From time to time I have to troubleshoot SharePoint Search Engine issues dealing with it not properly indexing some external web site. Just thought I’d share the steps I typically take in case you are trying to figure out what might be causing the problem. I find it helpful to isolate where the problem is before doing anything else. Here’s how I approach determining where the problem is.
The first thing I do is make sure the SharePoint Search Engine is working, period. Is it at lease indexing the SharePoint site properly? If not, it’s pretty obvious the problem is with the search engine configuration, or at least something on the SharePoint side of the street, including the network it lives on. However, if it’s not having any problems indexing the SharePoint site, I move on and see if it is (or will) index any other external web sites properly.
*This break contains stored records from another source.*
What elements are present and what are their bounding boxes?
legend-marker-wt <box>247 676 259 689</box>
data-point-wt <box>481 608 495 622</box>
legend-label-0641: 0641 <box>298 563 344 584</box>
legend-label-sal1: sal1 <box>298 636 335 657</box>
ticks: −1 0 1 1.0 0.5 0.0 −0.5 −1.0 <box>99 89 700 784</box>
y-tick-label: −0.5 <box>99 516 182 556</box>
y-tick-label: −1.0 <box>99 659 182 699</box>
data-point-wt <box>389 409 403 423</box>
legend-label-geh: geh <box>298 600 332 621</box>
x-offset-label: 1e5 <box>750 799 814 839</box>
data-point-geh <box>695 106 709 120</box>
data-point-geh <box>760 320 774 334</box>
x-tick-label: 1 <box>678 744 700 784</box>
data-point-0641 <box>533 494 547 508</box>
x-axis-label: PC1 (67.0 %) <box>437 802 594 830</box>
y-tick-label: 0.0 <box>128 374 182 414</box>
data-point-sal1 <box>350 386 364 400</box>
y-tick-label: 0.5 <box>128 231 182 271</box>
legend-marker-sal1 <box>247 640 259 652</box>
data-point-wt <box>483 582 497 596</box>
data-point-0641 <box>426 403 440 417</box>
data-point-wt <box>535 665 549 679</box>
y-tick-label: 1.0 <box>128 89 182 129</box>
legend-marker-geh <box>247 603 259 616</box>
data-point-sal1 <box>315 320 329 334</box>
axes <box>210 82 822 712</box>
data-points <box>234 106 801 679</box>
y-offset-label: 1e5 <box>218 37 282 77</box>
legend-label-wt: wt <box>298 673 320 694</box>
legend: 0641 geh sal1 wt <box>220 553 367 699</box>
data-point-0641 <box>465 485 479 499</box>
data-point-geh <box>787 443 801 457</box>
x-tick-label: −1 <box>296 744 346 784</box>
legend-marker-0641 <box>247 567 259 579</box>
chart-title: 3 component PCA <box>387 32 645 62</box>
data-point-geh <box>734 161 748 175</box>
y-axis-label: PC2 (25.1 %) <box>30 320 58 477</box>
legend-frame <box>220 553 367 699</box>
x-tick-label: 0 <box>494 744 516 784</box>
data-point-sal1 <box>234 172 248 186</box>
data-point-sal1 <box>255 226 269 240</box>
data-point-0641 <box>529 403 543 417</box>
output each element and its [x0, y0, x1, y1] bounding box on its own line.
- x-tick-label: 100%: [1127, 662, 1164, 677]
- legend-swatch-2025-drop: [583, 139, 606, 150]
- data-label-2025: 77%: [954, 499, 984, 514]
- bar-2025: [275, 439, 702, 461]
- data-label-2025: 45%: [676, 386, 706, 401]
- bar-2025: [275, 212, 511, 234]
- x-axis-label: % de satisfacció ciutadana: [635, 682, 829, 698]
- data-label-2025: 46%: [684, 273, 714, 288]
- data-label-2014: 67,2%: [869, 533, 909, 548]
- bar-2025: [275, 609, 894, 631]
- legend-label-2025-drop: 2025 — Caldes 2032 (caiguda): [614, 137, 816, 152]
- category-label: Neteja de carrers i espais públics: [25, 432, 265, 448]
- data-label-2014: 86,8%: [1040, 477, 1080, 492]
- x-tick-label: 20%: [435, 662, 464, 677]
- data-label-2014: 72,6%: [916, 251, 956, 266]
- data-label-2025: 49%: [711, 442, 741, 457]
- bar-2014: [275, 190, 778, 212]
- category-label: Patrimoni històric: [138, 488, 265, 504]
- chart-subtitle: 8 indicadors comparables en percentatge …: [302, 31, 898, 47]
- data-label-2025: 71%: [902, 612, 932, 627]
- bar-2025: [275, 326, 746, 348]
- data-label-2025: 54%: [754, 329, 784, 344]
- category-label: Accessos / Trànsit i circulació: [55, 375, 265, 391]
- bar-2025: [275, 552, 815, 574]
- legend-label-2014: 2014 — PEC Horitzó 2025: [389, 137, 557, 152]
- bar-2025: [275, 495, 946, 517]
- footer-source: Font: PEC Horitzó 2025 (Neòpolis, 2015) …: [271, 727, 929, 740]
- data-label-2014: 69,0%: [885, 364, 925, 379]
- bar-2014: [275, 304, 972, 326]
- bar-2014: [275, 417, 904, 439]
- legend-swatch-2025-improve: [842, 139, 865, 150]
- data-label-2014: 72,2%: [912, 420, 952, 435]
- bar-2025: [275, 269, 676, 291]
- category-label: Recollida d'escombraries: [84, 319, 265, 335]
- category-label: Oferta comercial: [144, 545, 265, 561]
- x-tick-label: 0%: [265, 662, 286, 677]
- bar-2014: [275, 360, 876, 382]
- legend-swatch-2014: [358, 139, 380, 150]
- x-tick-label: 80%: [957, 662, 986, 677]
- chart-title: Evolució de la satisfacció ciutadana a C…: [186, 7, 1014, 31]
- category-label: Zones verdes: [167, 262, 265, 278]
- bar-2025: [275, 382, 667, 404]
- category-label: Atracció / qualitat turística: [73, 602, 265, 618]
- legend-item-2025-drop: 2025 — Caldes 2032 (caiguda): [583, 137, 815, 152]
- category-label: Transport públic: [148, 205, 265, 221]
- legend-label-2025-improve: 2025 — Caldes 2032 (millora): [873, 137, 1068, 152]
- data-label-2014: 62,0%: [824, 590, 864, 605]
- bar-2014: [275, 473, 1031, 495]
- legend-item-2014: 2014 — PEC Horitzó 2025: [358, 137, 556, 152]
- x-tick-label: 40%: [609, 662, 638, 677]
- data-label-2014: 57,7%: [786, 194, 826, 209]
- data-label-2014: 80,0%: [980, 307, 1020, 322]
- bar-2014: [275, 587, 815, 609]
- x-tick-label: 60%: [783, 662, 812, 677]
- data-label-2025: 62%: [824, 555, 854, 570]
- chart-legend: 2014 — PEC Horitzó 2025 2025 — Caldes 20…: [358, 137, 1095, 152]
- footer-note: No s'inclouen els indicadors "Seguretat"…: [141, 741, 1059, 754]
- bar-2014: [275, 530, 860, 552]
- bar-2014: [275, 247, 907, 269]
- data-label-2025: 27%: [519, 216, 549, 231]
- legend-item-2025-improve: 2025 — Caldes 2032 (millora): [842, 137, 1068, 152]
The ‘spider view’ of the page you have configured your SharePoint Search Engine content source to start from is the best place to start. Paste the URL into the spider-simulator and let it rip. If it can’t crawl the page, you have found the problem. If it can crawl the page, carefully check the results. Examine the internal links as well as the external links. This is when you will find out if what your browser sees is the same as what the spider sees. Copy a link out and paste it your browser address bar and see if it loads. If you get a 404, the problem is with the links on the start page using some type of black-arts to be handled by the application which is preventing search engines from crawling properly.
By now I have usually pin-pointed the problem and can begin taking steps to resolve it. Resolution steps include pointing to a different start page from within my content source, or re-writing the start page with clean HTML, or ensuring the security on the external site is not preventing a crawl, etc… You get the point, but the important thing is we have quickly isolated where the problem is before we started fixing it.